Saturday, September 20, 2008
Earl Palmer: 1924 - 2008; seminal New Orleans drummer in Rock n Roll Hall of Fame
Inducted into the Rock n Roll Hall of Fame in 2000, the first year for the category "Sideman," Palmer was the session drummer whose pioneering backbeats helped define Rock and Roll.
He moved to Hollywood in 1957. He played on sessions from the Monkees to Frank Sinatra.
Born in New Orleans October 25, 1924, he was the drummer at Cosimo Matassa's legendary J&M Studio on Rampart and Dumaine in the 1950s. Fats Domino, Little Richard and many others had million sellion singles with Earl on the drums. He was on the drum kit in 1949 when "The Fat Man" was recorded there. It was Fat's first hit and a contender for the first Rock n Roll record ever.

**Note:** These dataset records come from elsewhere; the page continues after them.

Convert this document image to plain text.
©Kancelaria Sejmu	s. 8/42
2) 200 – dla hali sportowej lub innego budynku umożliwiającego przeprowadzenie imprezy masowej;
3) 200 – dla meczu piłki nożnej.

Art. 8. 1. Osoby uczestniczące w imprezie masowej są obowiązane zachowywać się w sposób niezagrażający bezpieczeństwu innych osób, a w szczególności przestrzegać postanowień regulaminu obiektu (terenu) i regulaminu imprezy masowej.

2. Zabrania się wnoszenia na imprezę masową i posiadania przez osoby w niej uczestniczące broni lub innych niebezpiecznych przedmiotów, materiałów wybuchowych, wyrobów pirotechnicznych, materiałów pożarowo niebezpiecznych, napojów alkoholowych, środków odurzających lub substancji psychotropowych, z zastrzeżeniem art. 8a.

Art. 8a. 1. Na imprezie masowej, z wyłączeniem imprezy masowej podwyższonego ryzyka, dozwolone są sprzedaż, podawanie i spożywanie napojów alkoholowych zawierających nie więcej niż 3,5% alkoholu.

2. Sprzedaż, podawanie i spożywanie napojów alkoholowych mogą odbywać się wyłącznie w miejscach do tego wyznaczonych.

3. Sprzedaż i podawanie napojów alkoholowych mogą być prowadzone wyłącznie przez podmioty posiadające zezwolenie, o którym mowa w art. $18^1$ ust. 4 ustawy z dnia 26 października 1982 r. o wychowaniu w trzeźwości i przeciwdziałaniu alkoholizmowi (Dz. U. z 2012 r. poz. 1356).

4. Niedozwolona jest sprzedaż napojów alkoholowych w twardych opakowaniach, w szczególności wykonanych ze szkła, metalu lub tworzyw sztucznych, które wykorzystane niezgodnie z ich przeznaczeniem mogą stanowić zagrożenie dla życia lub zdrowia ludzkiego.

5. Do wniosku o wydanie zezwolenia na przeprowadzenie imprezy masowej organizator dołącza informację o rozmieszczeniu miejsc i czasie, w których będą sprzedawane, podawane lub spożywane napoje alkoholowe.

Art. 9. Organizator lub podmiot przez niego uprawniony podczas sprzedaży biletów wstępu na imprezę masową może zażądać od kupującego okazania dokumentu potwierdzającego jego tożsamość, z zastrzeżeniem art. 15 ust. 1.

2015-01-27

His playing on that song featured the back beat that has come to be the most important element in rock and roll. Palmer said, "That song required a strong afterbeat throughout the whole piece. With Dixieland you had a strong afterbeat only after you got to the shout last chorus. . . . It was sort of a new approach to rhythm music."
When Shreveport's "A" Train band first got booked at the Los Angeles Street Scene festival in 1983, one of the first persons they contacted was Earl Palmer for his assistance and guidance. The "Live at Humpfrees" LP had just been released and he was sent a copy. He told bandleader Bruce Flett he thought it was "very exciting", and steered him to Columbia A&R head Bobby Colomby (former drummer w/ Blood Sweat & Tears) for consideration. Bobby, evidently not so excited, never replied.
Palmer famously said, "You could always tell a New Orleans drummer the minute you heard him play his bass drum because he'd have that parade beat connotation."
Listen to John Bonham's drum intro on Zeppelin's "Rock n Roll". It's Earl Palmer's drum intro on "Keep a Knockin'" by Little Richard.